Rich people do this all the time. They start fundraising organizations, rescue children in far-flung places in the world, build houses for the needy, open soup kitchens, and for a while I thought about doing something similar since my sister could make some damned fine Italian Wedding Soup and various other savory items in the kitchen, including homemade wine, which could turn quite a profit for a good cause. But instead, I made the slightly less noble offer to buy into Erica’s successful contracting and home decorating business, which catered to Hollywood’s elite. Along with the bargain, I had led my brother Vince to the girl of his dreams, and I was convinced there was no better girl for him than Erica, as in
All My Children
. . . that is, if Erica would have him.

Working as a contractor’s nail assistant was a job I grew to love, which surprised me as much as my little brother’s ability to nail a girl as damned near perfect as Erica. It was the variety of the job I loved. One day I would be fetching nails, the next day we were courting prospective movie star clients at ridiculously expensive LA restaurants.

“Price of doing business in Hollywood,” Erica would say as we ate $50 salads, which barely covered the center of our plates.

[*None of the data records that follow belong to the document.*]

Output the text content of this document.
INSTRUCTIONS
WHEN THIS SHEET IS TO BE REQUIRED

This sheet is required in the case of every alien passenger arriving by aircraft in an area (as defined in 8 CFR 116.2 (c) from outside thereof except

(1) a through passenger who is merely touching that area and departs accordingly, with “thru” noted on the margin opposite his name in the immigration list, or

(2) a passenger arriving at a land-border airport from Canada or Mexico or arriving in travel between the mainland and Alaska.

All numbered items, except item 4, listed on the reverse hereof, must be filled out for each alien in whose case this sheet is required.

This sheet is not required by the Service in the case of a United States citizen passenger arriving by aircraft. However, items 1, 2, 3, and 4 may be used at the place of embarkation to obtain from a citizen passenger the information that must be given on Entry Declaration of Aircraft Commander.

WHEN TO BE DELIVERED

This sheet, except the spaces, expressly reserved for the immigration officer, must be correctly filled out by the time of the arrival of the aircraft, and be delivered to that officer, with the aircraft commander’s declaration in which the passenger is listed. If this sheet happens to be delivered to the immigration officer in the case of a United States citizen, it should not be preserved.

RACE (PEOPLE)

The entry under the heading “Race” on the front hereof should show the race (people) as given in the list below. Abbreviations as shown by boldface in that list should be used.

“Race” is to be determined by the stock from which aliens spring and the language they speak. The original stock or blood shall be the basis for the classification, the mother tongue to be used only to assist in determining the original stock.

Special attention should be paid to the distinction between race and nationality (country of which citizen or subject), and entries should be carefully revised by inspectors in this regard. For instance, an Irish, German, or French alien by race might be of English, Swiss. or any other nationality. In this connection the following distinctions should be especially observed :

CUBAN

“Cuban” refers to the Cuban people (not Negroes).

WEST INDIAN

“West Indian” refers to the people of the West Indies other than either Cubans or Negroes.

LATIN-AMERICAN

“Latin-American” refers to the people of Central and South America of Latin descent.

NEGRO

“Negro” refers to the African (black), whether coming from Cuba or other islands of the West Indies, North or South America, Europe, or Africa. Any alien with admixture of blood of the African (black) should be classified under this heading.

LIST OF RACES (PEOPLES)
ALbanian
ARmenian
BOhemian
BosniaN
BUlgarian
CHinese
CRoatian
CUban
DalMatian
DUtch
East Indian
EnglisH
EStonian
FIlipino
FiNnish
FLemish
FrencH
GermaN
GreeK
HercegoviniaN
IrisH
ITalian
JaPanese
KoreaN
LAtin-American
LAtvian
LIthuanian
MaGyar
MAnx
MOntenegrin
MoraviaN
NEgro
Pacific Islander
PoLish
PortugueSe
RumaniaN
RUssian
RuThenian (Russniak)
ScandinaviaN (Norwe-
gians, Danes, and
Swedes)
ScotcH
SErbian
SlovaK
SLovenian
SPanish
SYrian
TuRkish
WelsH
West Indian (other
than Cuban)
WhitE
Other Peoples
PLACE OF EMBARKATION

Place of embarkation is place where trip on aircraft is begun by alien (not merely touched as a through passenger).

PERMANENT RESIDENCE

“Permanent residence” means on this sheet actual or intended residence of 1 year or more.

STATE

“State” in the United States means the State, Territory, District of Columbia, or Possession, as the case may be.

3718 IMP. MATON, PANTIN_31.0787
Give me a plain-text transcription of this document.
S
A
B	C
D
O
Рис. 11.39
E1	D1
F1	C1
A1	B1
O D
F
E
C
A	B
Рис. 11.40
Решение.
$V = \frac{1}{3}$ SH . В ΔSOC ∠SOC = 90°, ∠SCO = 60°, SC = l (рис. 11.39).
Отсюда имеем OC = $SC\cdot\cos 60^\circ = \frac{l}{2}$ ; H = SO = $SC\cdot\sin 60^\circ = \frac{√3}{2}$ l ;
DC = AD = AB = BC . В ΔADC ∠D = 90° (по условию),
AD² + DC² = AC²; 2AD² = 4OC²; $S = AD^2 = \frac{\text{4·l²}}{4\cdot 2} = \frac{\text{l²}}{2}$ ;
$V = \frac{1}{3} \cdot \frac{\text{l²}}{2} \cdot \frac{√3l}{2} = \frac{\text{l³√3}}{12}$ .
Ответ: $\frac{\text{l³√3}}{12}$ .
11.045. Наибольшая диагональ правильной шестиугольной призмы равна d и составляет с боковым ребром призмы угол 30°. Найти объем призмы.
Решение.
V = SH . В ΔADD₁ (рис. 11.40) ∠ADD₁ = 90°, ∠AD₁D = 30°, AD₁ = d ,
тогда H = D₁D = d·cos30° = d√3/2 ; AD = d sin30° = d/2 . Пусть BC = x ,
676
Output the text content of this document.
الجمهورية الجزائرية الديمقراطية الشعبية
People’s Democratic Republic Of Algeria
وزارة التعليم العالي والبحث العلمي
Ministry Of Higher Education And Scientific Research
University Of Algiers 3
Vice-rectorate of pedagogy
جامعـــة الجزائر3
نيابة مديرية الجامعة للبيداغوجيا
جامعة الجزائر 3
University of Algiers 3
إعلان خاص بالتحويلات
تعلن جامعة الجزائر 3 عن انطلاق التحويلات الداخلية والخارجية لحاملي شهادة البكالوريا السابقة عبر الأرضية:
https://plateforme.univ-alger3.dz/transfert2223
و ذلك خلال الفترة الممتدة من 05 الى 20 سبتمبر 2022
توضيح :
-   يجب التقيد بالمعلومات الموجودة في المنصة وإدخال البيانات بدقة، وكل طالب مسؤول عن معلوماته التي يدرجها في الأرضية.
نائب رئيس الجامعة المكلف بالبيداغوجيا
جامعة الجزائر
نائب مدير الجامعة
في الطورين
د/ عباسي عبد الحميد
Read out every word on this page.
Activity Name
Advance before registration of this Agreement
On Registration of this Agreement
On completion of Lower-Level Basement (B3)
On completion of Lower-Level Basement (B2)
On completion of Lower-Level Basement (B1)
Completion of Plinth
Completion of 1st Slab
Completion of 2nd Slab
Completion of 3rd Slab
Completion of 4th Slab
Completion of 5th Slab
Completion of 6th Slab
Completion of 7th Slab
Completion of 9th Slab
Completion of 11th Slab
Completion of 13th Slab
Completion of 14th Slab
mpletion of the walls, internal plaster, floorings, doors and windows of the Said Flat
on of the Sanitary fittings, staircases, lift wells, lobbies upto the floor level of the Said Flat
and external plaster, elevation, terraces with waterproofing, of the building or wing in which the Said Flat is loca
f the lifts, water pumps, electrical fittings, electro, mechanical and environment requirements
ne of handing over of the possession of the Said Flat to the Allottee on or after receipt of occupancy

The next day, I would be holding my breath, as Erica would be walking like a ballerina on the clay tiles of a Mediterranean style roof overlooking the property that overlooked Spielbergs’ pool. The day after that, she would teach me how to rip out a septic system
she felt wasn’t being done right by the sub-contractors we hired. The following day we would be firing somebody. On those days, I kept a safe distance, like when watching a train wreck. She never fired someone who didn’t deserve it, and she never fired anyone who didn’t try their best.

Until she fired me.

“Vince!” I yelled. We were really late now, if you could possibly be late to a campground.

Finally, he came running out the front door, hopping down the steps.

“Keys?” I asked him, and he made a face and had to go back in the condo again while I rested my head on the steering wheel and waited again. We were supposed to be at the campground an hour ago. Still, it was hard to get angry at him; he’d been fired by her too.

I remembered Erica and I had been working together for several months, when she vaguely confessed things weren’t going well with Vince, though he had not mentioned a word about this to my sister, or to me. I had known only that Vince was head over heels in love, so I feared for my brother’s heart. Her confession came while we were splitting a mediocre LA version of a mozzarella and tomato sandwich on the marble dust-covered floor of a rock star’s mansion. It had been a big job for us, and the place had reached the stage where we didn’t want to break and leave for a real lunch, unless we needed to court the next wealthy Hollywood resident for our next project.

Since we’d lined up several projects, we could relax that we were booked for at least the next six months while we dined alone in our paint-splattered clothes on the mansion’s floor, a comfort level we both preferred to the swanky cafés beneath the Hollywood Hills. Maybe it was this comfort level that made Erica confess, “I’m not sure your brother and I are going to make it.”

I had been in mid-bite.

“Of course you will,” I said, with my mouth stuffed, “you’re perfect for each other.”

Actually, not true. He may have been my brother, but Vince was still a guy. Generally speaking, it was Erica that was perfect. Smart,
successful, and annoyingly attractive in a tool belt, even with her hair pulled back in a sloppy ponytail. God knows, I didn’t look good on the job.

She’d stared at me, waiting, I assumed, for a more convincing answer. We ate in silence for a while, and I finally laughed uncomfortably and said, “I bet the two of you will be together long after Lorn and I split.”